There exists an even more general form of Metropolis-Hastings sampling, called **Metropolis-Hastings-Green**. Among other things, M-H-G allows a chain to move among models with different dimensionality.

This means that, in principle, we can marginalize over uncertainty about what model is correct in exactly the same way that we marginalize over possible parameter values.

# Model Evaluation Summary

* It is necessary but not sufficient to write down our model assumptions: we must also test them.

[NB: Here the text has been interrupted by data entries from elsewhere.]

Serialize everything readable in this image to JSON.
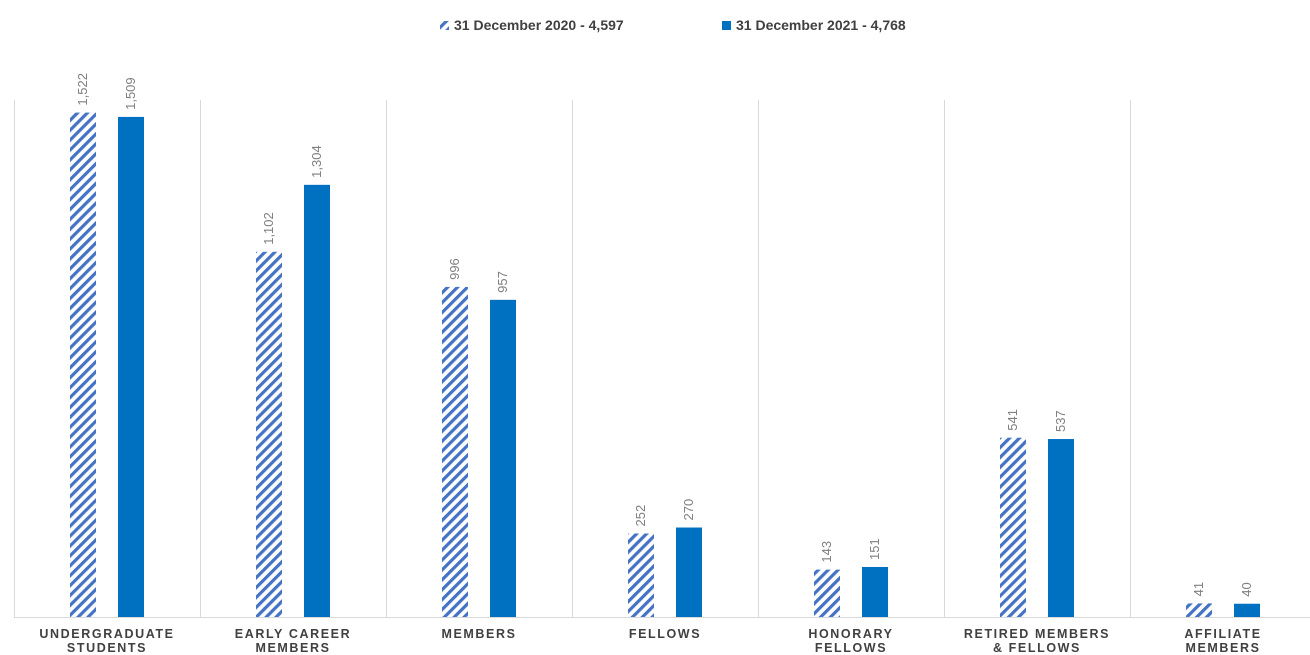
{
  "chart_data": {
    "type": "bar",
    "title": "",
    "xlabel": "",
    "ylabel": "",
    "ylim": [
      0,
      1560
    ],
    "grid": "vertical separators between categories",
    "legend_position": "top-center",
    "categories": [
      [
        "UNDERGRADUATE",
        "STUDENTS"
      ],
      [
        "EARLY CAREER",
        "MEMBERS"
      ],
      [
        "MEMBERS"
      ],
      [
        "FELLOWS"
      ],
      [
        "HONORARY",
        "FELLOWS"
      ],
      [
        "RETIRED MEMBERS",
        "& FELLOWS"
      ],
      [
        "AFFILIATE",
        "MEMBERS"
      ]
    ],
    "series": [
      {
        "name": "31 December 2020 - 4,597",
        "color": "#4472C4",
        "pattern": "diagonal-hatch",
        "values": [
          1522,
          1102,
          996,
          252,
          143,
          541,
          41
        ],
        "labels": [
          "1,522",
          "1,102",
          "996",
          "252",
          "143",
          "541",
          "41"
        ]
      },
      {
        "name": "31 December 2021 - 4,768",
        "color": "#0070C0",
        "pattern": "solid",
        "values": [
          1509,
          1304,
          957,
          270,
          151,
          537,
          40
        ],
        "labels": [
          "1,509",
          "1,304",
          "957",
          "270",
          "151",
          "537",
          "40"
        ]
      }
    ]
  }
}
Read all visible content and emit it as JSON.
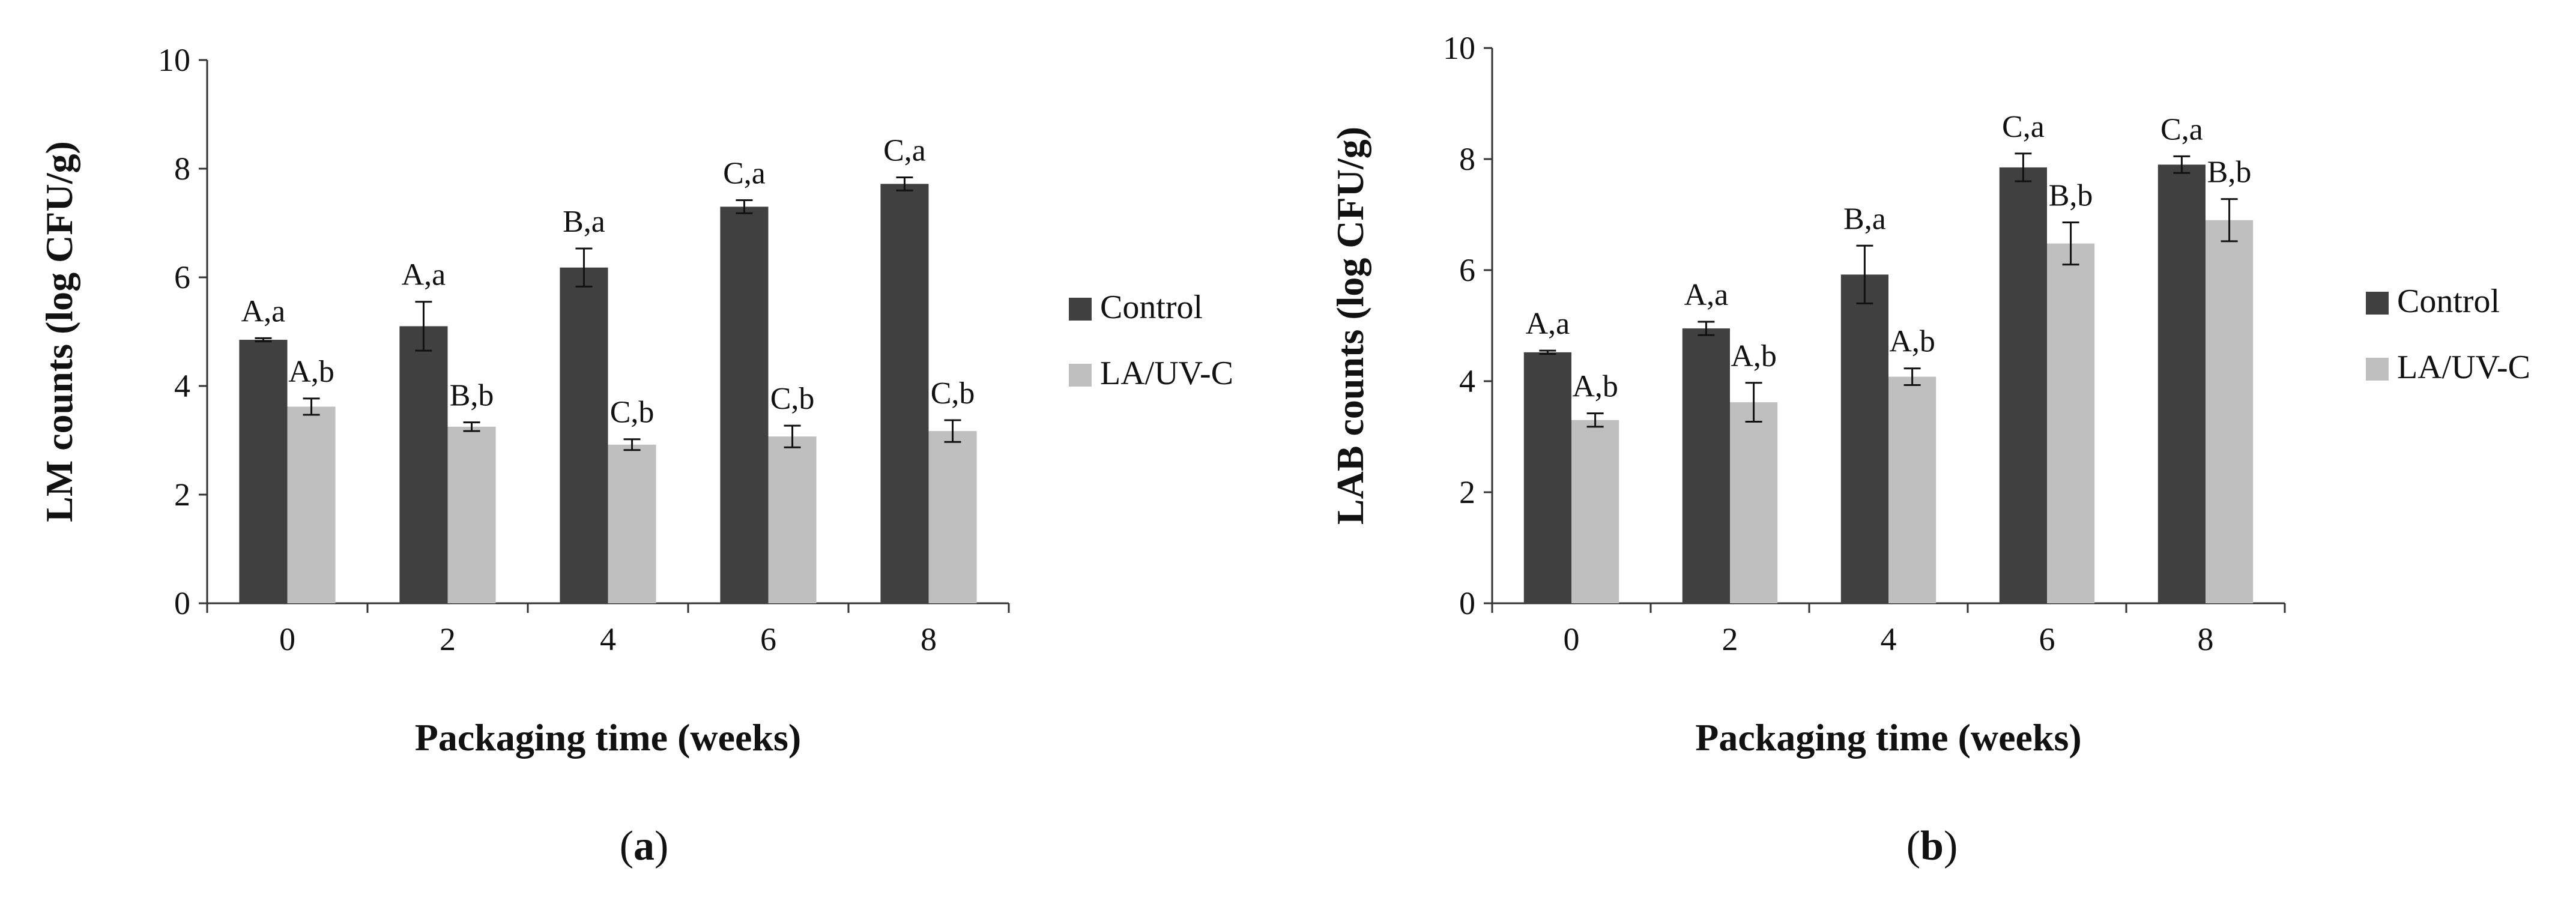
{
  "chart_data": [
    {
      "type": "bar",
      "panel_label": "a",
      "categories": [
        "0",
        "2",
        "4",
        "6",
        "8"
      ],
      "xlabel": "Packaging time (weeks)",
      "ylabel": "LM counts (log CFU/g)",
      "ylim": [
        0,
        10
      ],
      "yticks": [
        0,
        2,
        4,
        6,
        8,
        10
      ],
      "legend_position": "right",
      "series": [
        {
          "name": "Control",
          "color": "#404040",
          "values": [
            4.85,
            5.1,
            6.18,
            7.3,
            7.72
          ],
          "errors": [
            0.03,
            0.45,
            0.35,
            0.12,
            0.12
          ],
          "labels": [
            "A,a",
            "A,a",
            "B,a",
            "C,a",
            "C,a"
          ]
        },
        {
          "name": "LA/UV-C",
          "color": "#bfbfbf",
          "values": [
            3.62,
            3.25,
            2.92,
            3.07,
            3.17
          ],
          "errors": [
            0.15,
            0.08,
            0.1,
            0.2,
            0.2
          ],
          "labels": [
            "A,b",
            "B,b",
            "C,b",
            "C,b",
            "C,b"
          ]
        }
      ]
    },
    {
      "type": "bar",
      "panel_label": "b",
      "categories": [
        "0",
        "2",
        "4",
        "6",
        "8"
      ],
      "xlabel": "Packaging time (weeks)",
      "ylabel": "LAB counts (log CFU/g)",
      "ylim": [
        0,
        10
      ],
      "yticks": [
        0,
        2,
        4,
        6,
        8,
        10
      ],
      "legend_position": "right",
      "series": [
        {
          "name": "Control",
          "color": "#404040",
          "values": [
            4.52,
            4.95,
            5.92,
            7.85,
            7.9
          ],
          "errors": [
            0.03,
            0.12,
            0.52,
            0.25,
            0.15
          ],
          "labels": [
            "A,a",
            "A,a",
            "B,a",
            "C,a",
            "C,a"
          ]
        },
        {
          "name": "LA/UV-C",
          "color": "#bfbfbf",
          "values": [
            3.3,
            3.62,
            4.08,
            6.48,
            6.9
          ],
          "errors": [
            0.12,
            0.35,
            0.15,
            0.38,
            0.38
          ],
          "labels": [
            "A,b",
            "A,b",
            "A,b",
            "B,b",
            "B,b"
          ]
        }
      ]
    }
  ]
}
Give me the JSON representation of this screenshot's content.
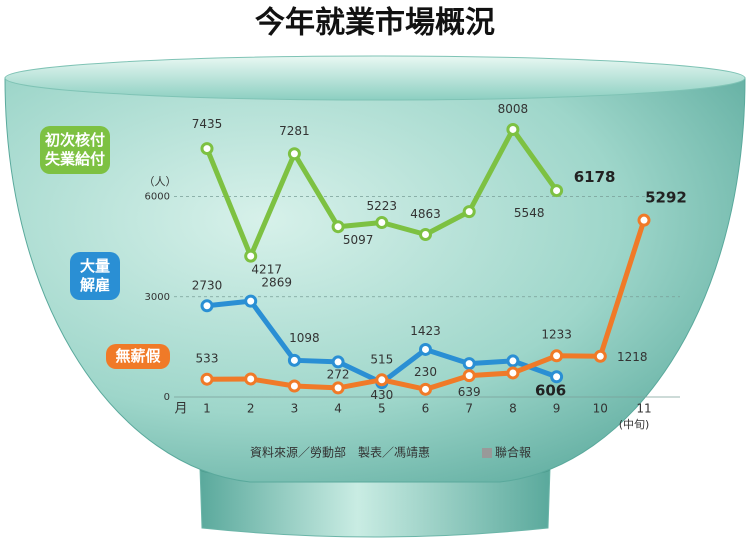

* Model checking, for prediction accuracy (or "goodness of fit") is best first done _visually_, in _data space_.

* Posterior predictive checks, using well-designed test statistics and discrepancy measures, can then quantify the innaccuracy.

* The next step is typically model expansion: improving the model's ability to fit the data by changing its form, perhaps adding more parameters. 

* Comparing alternative models against each other can be done just with accuracy (via the check results), or with efficiency considerations as well.